Sibanye-Stillwater increases offer for Lonmin
The diversified miner considers that Lonmin is financially distressed.
Diversified miner Sibanye-Stillwater has increased the recommended all-share offer for Lonmin in acknowledgment of improved pricing for platinum group metals (PGMs).
Sibanye-Stillwater said it would offer one share for each Lonmin share compared to its previous offer of 0.967 shares. This represents an increase of 3.4 percent.
The deal between Sibanye-Stillwater and Lonmin create the world’s No.2 platinum producer.
London-listed Lonmin is struggling as it was hit hard by the decline in platinum group prices and has had to work to cut spending in order to retain a positive balance sheet, required by conditions of Sibanye’s proposed offer.

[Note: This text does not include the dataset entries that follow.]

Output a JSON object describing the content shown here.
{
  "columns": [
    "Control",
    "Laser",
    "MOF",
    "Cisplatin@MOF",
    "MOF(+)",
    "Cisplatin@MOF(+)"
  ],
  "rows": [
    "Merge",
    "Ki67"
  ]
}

Lonmin said Sibanye-Stillwater increased the offer to balance against the fact that the former continues to be financially distressed and unable to fund significant investments to sustain its business and associated employment.
The combination of the two companies is currently the subject of an appeal by the Association of Mineworkers & Construction Union (Amcu) at the Competition Tribunal. Amcu has appealed the decision in November 2018 by the Tribunal to approve Sibanye-Stillwater’s offer for Lonmin subject to certain specific conditions.
One of the conditions of the tribunal’s approval of the transaction was that the parties observed a six-month moratorium on retrenchments. Lonmin had already committed to the reduction in employee numbers of some 12 500 over three years.